Increasing Numbers of Younger Women Diagnosed With Breast Cancer

This is according to a national study published in the Journal of the American Medical Association

There has been an alarming increase in the number of younger women with aggressive, advanced breast cancer. That's the finding of a new national study published in the Journal of the American Medical Association. Local experts are seeing it in South Florida too.

At age 26, Valerie Bunt, of Hollywood, had a double mastectomy.

"I didn't think that breast cancer really happened to people in my age group," Bunt said.  "I had my daughter at 25, and I breast fed for the first six months and shortly after I stopped breast feeding I noticed a small pea-size lump."

Bunt went to a doctor, who advised her it was probably a swollen milk duct and to come back in four to six months if it grows. By the time she was diagnosed, the cancer had spread to her lymph nodes.

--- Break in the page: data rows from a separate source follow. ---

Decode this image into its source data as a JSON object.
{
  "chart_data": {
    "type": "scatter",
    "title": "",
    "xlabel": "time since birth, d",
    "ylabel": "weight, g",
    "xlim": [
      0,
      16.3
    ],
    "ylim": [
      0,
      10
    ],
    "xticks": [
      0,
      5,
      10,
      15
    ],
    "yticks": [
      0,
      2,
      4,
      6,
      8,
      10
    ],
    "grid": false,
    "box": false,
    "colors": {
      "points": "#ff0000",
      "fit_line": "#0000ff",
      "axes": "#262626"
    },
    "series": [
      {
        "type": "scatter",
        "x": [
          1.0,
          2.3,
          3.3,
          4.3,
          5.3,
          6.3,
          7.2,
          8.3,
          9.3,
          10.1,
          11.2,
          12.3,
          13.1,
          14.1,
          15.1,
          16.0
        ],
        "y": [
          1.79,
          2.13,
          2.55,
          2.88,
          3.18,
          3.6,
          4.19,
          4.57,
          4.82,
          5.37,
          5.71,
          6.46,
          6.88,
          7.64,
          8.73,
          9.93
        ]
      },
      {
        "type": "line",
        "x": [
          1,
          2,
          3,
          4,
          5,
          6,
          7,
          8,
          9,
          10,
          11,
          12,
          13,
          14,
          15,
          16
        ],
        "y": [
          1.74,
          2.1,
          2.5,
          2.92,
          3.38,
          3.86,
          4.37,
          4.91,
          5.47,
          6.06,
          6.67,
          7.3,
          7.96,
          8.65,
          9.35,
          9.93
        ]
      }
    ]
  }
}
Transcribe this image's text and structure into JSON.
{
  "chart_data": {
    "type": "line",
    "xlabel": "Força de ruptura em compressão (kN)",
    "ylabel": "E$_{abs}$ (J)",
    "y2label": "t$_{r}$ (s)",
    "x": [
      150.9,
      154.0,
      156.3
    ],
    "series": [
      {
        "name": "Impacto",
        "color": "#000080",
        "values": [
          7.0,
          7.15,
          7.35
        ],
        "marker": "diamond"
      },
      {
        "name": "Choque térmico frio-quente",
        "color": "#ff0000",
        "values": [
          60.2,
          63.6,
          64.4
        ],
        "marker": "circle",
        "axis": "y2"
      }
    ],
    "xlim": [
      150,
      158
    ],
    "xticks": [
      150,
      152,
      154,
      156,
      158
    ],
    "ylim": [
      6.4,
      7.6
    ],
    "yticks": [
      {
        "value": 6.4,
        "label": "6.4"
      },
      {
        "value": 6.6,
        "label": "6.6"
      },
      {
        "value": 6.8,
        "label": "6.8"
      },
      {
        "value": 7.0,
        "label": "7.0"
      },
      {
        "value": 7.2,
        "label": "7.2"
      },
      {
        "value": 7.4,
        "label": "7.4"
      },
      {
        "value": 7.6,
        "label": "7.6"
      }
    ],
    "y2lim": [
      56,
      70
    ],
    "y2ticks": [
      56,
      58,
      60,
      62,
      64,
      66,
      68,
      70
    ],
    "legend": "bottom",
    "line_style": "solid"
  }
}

Her oncologist is Dr. Carmen Calfa at Memorial Regional's Breast Cancer Center who is seeing an increasing number of younger patients.

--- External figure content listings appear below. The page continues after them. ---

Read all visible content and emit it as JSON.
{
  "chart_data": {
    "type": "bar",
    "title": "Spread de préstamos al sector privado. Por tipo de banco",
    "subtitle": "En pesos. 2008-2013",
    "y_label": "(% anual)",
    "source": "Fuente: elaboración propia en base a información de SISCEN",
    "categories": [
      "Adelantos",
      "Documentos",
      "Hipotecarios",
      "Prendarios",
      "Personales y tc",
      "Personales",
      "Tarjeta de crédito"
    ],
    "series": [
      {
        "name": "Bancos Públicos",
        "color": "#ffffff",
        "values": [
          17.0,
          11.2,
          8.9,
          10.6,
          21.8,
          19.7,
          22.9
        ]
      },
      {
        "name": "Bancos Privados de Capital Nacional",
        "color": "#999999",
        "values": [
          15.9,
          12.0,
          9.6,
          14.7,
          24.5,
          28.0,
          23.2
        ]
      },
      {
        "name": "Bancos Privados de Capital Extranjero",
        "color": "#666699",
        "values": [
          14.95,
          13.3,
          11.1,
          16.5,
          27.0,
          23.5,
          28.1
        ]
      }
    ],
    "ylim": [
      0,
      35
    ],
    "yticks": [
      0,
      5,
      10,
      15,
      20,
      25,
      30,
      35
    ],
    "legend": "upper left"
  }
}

"They tend to have a higher chance of being aggressive they grow fast they don't expect them," said Calfa.

Another one of her patients, Gwen Smith was 36 when she found a lump in her breast.

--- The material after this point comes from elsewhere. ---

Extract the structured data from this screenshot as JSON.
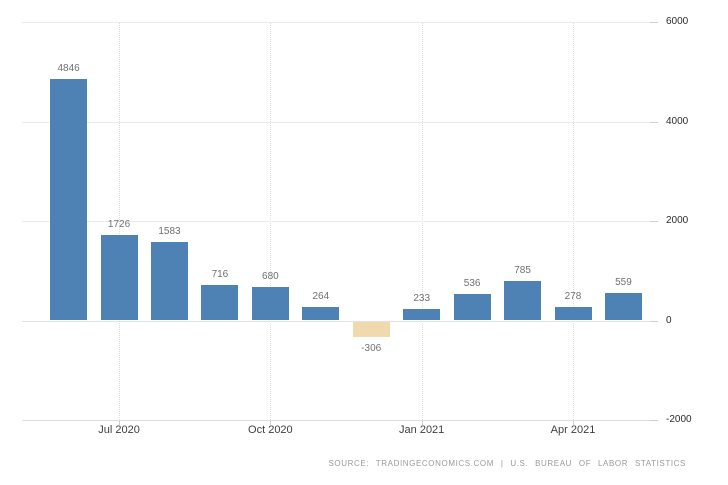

"They saw that it was already spread to my liver and to my bones, my spine so it was stage four cancer then," she said.

According to Calfa, at Memorial Health System, 22 percent of the breast cancer patients being treated are under the age of 40.

At what age should women start get mammograms?

"The general recommendation is no screening before age 40. We cannot afford to miss the patients that should start screening earlier, and we cannot tell the patients before 40 no matter what you feel in your breast its OK, breast cancer doesn't happen in young age, because it does," Calfa said.

Smith doesn't have a family history of breast cancer but now her daughter does, and will need to start screening in her mid-20s. The rule of thumb is children of breast cancer patients need to start getting mammograms 10 years before the age of their mother's diagnosis.

Bunt encourages young women to do self exams and to realize breast cancer can strike at an early age.

"I have a 3-year-old daughter now who I just want to watch grow up. That's all that matters to me," Bunt said.